*Sensory Motor Performance Program, Rehabilitation Institute of Chicago, Illinois, U.S.A.; †Department of Bioengineering, University of Illinois, Chicago, Illinois, U.S.A.; ‡Department of Neurology, Medical College of Wisconsin, Milwaukee, Wisconsin, U.S.A.; §Department of Physical Medicine and Rehabilitation, Northwestern University, Chicago, Illinois, U.S.A.; and ‖Institute of Biomedical Engineering, University of Science and Technology of China, Hefei, China.
J Clin Neurophysiol. 2014 Feb;31(1):35-40. doi: 10.1097/01.wnp.0000436896.02502.31.

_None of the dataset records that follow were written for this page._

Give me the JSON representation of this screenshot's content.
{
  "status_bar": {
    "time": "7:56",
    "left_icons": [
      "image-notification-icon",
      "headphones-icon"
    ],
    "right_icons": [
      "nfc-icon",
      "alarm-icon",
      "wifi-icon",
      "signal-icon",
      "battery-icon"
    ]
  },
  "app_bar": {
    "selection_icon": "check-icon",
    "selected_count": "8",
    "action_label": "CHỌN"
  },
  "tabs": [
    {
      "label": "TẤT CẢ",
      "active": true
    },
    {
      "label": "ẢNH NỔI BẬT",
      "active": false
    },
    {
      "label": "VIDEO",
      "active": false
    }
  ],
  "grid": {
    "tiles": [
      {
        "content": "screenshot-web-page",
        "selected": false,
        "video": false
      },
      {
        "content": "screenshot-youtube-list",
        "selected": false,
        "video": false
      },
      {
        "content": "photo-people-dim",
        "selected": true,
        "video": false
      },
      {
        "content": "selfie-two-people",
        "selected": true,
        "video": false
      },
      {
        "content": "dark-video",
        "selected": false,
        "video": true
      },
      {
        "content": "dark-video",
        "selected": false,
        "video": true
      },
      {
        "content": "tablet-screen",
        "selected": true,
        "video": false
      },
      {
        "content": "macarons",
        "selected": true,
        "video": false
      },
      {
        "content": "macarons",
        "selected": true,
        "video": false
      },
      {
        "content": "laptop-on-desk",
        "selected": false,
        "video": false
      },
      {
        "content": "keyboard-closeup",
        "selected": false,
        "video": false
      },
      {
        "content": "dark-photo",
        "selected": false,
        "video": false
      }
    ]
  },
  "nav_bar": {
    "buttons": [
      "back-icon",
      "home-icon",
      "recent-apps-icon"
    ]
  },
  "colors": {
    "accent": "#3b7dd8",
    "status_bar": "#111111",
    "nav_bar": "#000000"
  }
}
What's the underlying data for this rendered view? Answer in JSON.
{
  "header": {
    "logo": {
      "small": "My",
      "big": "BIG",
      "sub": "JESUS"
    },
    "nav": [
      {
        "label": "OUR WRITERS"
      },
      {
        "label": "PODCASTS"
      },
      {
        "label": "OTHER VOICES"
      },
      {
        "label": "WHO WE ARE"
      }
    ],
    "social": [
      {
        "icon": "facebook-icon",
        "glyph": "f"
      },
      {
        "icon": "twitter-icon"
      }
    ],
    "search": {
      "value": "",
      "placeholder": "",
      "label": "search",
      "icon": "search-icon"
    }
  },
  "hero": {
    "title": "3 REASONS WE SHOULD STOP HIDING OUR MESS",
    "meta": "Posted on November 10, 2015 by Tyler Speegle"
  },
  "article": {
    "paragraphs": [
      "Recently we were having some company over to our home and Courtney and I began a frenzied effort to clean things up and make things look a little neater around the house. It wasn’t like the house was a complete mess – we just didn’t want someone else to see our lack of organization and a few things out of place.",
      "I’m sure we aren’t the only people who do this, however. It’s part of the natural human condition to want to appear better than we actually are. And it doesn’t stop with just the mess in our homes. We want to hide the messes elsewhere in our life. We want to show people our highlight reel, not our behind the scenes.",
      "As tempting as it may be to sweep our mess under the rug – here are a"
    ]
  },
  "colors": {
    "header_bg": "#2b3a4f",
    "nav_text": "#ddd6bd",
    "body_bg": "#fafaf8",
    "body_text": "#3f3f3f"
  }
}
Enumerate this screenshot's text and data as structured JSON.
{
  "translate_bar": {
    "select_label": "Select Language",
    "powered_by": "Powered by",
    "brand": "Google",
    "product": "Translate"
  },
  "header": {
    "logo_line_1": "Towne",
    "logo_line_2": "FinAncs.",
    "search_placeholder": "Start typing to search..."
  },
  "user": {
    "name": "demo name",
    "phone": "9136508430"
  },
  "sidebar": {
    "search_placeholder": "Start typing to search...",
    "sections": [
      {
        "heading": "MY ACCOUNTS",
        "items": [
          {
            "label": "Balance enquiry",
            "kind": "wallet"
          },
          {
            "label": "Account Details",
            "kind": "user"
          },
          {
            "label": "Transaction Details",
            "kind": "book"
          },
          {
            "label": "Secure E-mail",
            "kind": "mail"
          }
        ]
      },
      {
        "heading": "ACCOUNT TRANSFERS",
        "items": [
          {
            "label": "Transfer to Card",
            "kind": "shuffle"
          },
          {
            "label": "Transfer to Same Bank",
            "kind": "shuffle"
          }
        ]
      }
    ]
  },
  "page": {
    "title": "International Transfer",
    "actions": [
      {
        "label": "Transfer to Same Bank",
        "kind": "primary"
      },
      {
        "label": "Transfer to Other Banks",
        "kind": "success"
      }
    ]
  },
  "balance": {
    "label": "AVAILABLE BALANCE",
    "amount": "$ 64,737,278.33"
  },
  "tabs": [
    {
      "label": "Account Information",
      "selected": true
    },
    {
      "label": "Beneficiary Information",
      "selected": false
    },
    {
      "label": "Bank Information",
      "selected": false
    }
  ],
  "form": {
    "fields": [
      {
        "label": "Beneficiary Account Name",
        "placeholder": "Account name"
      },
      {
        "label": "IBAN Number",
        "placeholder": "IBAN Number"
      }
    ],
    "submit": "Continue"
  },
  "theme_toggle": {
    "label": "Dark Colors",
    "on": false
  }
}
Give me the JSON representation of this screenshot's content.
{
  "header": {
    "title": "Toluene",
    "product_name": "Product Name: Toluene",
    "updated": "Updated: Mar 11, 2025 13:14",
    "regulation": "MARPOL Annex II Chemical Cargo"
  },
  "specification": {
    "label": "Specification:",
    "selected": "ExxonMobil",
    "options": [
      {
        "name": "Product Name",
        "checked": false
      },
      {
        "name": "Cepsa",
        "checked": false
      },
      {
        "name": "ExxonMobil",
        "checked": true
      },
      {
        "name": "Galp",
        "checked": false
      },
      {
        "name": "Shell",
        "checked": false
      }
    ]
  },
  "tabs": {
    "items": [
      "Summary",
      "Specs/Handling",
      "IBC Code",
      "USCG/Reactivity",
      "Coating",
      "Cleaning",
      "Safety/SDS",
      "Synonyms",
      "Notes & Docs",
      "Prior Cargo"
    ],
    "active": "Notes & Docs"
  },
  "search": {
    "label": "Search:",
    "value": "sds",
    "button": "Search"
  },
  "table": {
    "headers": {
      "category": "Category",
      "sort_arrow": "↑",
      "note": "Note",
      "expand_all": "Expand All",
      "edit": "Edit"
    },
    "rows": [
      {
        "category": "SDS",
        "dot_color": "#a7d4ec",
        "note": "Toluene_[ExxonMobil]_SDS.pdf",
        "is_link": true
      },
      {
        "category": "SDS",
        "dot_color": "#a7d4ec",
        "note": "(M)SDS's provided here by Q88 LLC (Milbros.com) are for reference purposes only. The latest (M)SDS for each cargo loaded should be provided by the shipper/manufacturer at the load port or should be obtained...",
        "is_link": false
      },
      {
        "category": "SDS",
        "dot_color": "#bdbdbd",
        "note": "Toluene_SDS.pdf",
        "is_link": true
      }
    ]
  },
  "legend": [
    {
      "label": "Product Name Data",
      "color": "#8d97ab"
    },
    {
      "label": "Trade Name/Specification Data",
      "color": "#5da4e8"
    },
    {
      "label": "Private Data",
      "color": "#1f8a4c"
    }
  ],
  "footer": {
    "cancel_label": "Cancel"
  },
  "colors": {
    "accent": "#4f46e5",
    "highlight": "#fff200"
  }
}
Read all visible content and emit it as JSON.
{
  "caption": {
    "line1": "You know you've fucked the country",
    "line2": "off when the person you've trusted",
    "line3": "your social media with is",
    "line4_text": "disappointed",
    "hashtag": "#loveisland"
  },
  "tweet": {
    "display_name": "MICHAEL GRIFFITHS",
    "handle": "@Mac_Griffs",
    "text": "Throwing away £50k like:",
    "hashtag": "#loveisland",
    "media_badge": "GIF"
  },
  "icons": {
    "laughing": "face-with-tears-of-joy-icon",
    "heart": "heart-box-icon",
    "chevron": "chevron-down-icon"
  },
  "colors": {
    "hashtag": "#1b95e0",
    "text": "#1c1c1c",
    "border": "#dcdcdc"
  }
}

Examination of spontaneous muscle activity is an important part of the routine electromyogram (EMG) in assessing neuromuscular diseases. The EMG is specifically valuable as a diagnostic test in supporting the diagnosis of amyotrophic lateral sclerosis. High-density surface EMG is a relatively new technique that has until now been used in research but has the potential for clinical application. This study presents a simple high-density surface EMG method for automatic detection of spontaneous action potentials from surface electrode array recordings of patients with amyotrophic lateral sclerosis. To reduce computational complexity while maintaining useful information from the electrode array recording, the multichannel high-density surface EMG was transferred to single-dimensional data by calculating the maximum difference across all channels of the electrode array. A spike detection threshold was then set in the single-dimensional domain to identify the firing times of each spontaneous action potential spike, whereas a spike extraction threshold was used to define the onset and offset of the spontaneous spikes. These data were used to extract the spontaneous spike waveforms from the electrode array EMG. A database of detected spontaneous spikes was thus obtained, including their waveforms, on all channels along with their corresponding firing times. This newly developed method makes use of the information from different channels of the electrode array EMG recording. It also has the primary feature of being simple and fast in implementation, with convenient parameter adjustment and user-computer interaction. Hence, it has good possibilities for clinical application.
自发性肌肉活动检查是评估神经肌肉疾病的常规肌电图(EMG)的重要组成部分。EMG 作为一种诊断测试特别有价值,可支持肌萎缩侧索硬化症的诊断。高密度表面 EMG 是一种相对较新的技术,迄今为止一直用于研究,但具有临床应用的潜力。本研究提出了一种简单的高密度表面 EMG 方法,用于自动检测肌萎缩侧索硬化症患者表面电极阵列记录中的自发性动作电位。为了降低计算复杂性,同时保持电极阵列记录中的有用信息,通过计算电极阵列所有通道之间的最大差异,将多通道高密度表面 EMG 转换为一维数据。然后在一维域中设置尖峰检测阈值,以识别每个自发性动作电位尖峰的触发时间,而尖峰提取阈值用于定义自发性尖峰的起始和结束。这些数据用于从电极阵列 EMG 中提取自发性尖峰波形。因此,获得了一个包括所有通道及其相应触发时间的检测到的自发性尖峰的数据库。这种新开发的方法利用了电极阵列 EMG 记录中不同通道的信息。它还具有实施简单、快速的主要特点,具有方便的参数调整和人机交互。因此,它具有很好的临床应用可能性。